Malte Lück: Jürgen Dollase hat über Essen gesagt: „Ich glaube sehr wohl dran, dass eine größere Sensibilität gegenüber dem Essen ein bestimmter Charakterzug ist, den wir insgesamt sehr gut brauchen können.“ Das trifft auf alle Dinge zu, die wir mit unseren Sinnen konsumieren wollen. Wir sollten wieder unsere Sinne trainieren. Daraus bildet sich eine „neue“ Empfindlichkeit in und für uns. Das Zarte fühlt mehr. Eine Charakterübung.
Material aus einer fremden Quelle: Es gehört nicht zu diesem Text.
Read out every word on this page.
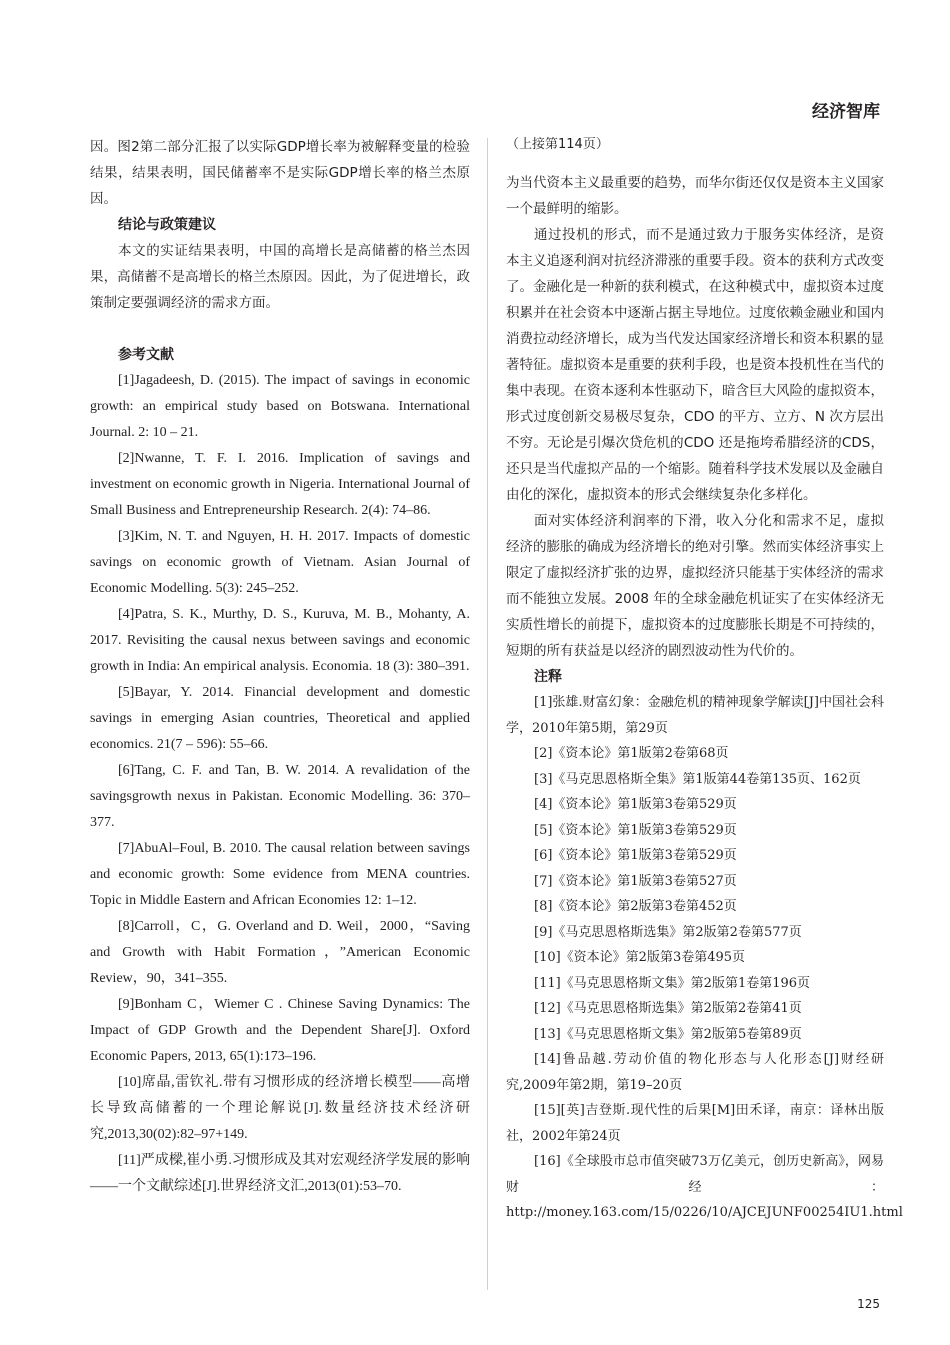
经济智库

因。图2第二部分汇报了以实际GDP增长率为被解释变量的检验结果，结果表明，国民储蓄率不是实际GDP增长率的格兰杰原因。

结论与政策建议

本文的实证结果表明，中国的高增长是高储蓄的格兰杰因果，高储蓄不是高增长的格兰杰原因。因此，为了促进增长，政策制定要强调经济的需求方面。

参考文献

[1]Jagadeesh, D. (2015). The impact of savings in economic growth: an empirical study based on Botswana. International Journal. 2: 10 – 21.

[2]Nwanne, T. F. I. 2016. Implication of savings and investment on economic growth in Nigeria. International Journal of Small Business and Entrepreneurship Research. 2(4): 74–86.

[3]Kim, N. T. and Nguyen, H. H. 2017. Impacts of domestic savings on economic growth of Vietnam. Asian Journal of Economic Modelling. 5(3): 245–252.

[4]Patra, S. K., Murthy, D. S., Kuruva, M. B., Mohanty, A. 2017. Revisiting the causal nexus between savings and economic growth in India: An empirical analysis. Economia. 18 (3): 380–391.

[5]Bayar, Y. 2014. Financial development and domestic savings in emerging Asian countries, Theoretical and applied economics. 21(7 – 596): 55–66.

[6]Tang, C. F. and Tan, B. W. 2014. A revalidation of the savingsgrowth nexus in Pakistan. Economic Modelling. 36: 370–377.

[7]AbuAl–Foul, B. 2010. The causal relation between savings and economic growth: Some evidence from MENA countries. Topic in Middle Eastern and African Economies 12: 1–12.

[8]Carroll，C，G. Overland and D. Weil，2000，“Saving and Growth with Habit Formation，”American Economic Review，90，341–355.

[9]Bonham C，Wiemer C . Chinese Saving Dynamics: The Impact of GDP Growth and the Dependent Share[J]. Oxford Economic Papers, 2013, 65(1):173–196.

[10]席晶,雷钦礼.带有习惯形成的经济增长模型——高增长导致高储蓄的一个理论解说[J].数量经济技术经济研究,2013,30(02):82–97+149.

[11]严成樑,崔小勇.习惯形成及其对宏观经济学发展的影响——一个文献综述[J].世界经济文汇,2013(01):53–70.

（上接第114页）

为当代资本主义最重要的趋势，而华尔街还仅仅是资本主义国家一个最鲜明的缩影。

通过投机的形式，而不是通过致力于服务实体经济，是资本主义追逐利润对抗经济滞涨的重要手段。资本的获利方式改变了。金融化是一种新的获利模式，在这种模式中，虚拟资本过度积累并在社会资本中逐渐占据主导地位。过度依赖金融业和国内消费拉动经济增长，成为当代发达国家经济增长和资本积累的显著特征。虚拟资本是重要的获利手段，也是资本投机性在当代的集中表现。在资本逐利本性驱动下，暗含巨大风险的虚拟资本，形式过度创新交易极尽复杂，CDO 的平方、立方、N 次方层出不穷。无论是引爆次贷危机的CDO 还是拖垮希腊经济的CDS，还只是当代虚拟产品的一个缩影。随着科学技术发展以及金融自由化的深化，虚拟资本的形式会继续复杂化多样化。

面对实体经济利润率的下滑，收入分化和需求不足，虚拟经济的膨胀的确成为经济增长的绝对引擎。然而实体经济事实上限定了虚拟经济扩张的边界，虚拟经济只能基于实体经济的需求而不能独立发展。2008 年的全球金融危机证实了在实体经济无实质性增长的前提下，虚拟资本的过度膨胀长期是不可持续的，短期的所有获益是以经济的剧烈波动性为代价的。

注释

[1]张雄.财富幻象：金融危机的精神现象学解读[J]中国社会科学，2010年第5期，第29页

[2]《资本论》第1版第2卷第68页

[3]《马克思恩格斯全集》第1版第44卷第135页、162页

[4]《资本论》第1版第3卷第529页

[5]《资本论》第1版第3卷第529页

[6]《资本论》第1版第3卷第529页

[7]《资本论》第1版第3卷第527页

[8]《资本论》第2版第3卷第452页

[9]《马克思恩格斯选集》第2版第2卷第577页

[10]《资本论》第2版第3卷第495页

[11]《马克思恩格斯文集》第2版第1卷第196页

[12]《马克思恩格斯选集》第2版第2卷第41页

[13]《马克思恩格斯文集》第2版第5卷第89页

[14]鲁品越.劳动价值的物化形态与人化形态[J]财经研究,2009年第2期，第19–20页

[15][英]吉登斯.现代性的后果[M]田禾译，南京：译林出版社，2002年第24页

[16]《全球股市总市值突破73万亿美元，创历史新高》，网易财经：http://money.163.com/15/0226/10/AJCEJUNF00254IU1.html

125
Eine Kirche ist der Ort, in dem man das Gespräch mit Gott sucht. Traditionelle Kirchenbilder erleichtern dieses Gespräch. Zeitgenössische Kunst kann da wie ein Fremdkörper wirken. Ist das so gewollt?

Malte Lück: Um sich über weite Entfernung zu verständigen gab es früher Trommeln, Rauchzeichen, später Telegrafie, dann Telefon - heute Handys. Wissen unsere Kinder noch, was eine Wählscheibe ist und wie ein Telefonhäuschen aussieht? Die Umstände eines Dialoges ändern sich, aber nicht die eigentliche Kommunikation: einer sendet, ein anderer empfängt. Daraus entsteht etwas. Das ist gewollt.

Darf Kunst hier provozieren und anecken? Was darf Kunst überhaupt, was ist ihre Aufgabe?

Malte Lück: Bei einer Fremdsprache lerne ich Vokabeln und Grammatik, um mich zu verständigen und um verstehen zu können. Ein erstes Gespräch dauert manchmal Jahre. Bei Bildern gibt es die Meinung, dass wir sie beim ersten Anblick verstehen (können). Wir schauen drauf… sehen das Bild… Ein Künstler folgt seiner „inneren Stimme“. Daraus entsteht seine Kunst. Ob die Sprache des Künstlers dann provoziert oder aneckt, liegt am Dialog zwischen Bild und Betrachter. An sich sind starke Gefühle wie anecken und provozieren (für beide Seiten) gut: sie zeigen uns, dass wir leben, lebendig sein können – es ist nur die Frage, was wir mit dieser in uns geweckten Energie anfangen…. Und wie wir diese positiv (für uns) nutzen können.

Welche Reaktionen erwarten Sie von den Besucherinnen und Besuchern?

Malte Lück: (lacht)… ich möchte etwas erleben, was ich noch nicht erlebt habe…

Foto: Die Erzherzhände von Malte Lück.

Foto: Malte Lück in der Videoinstallation.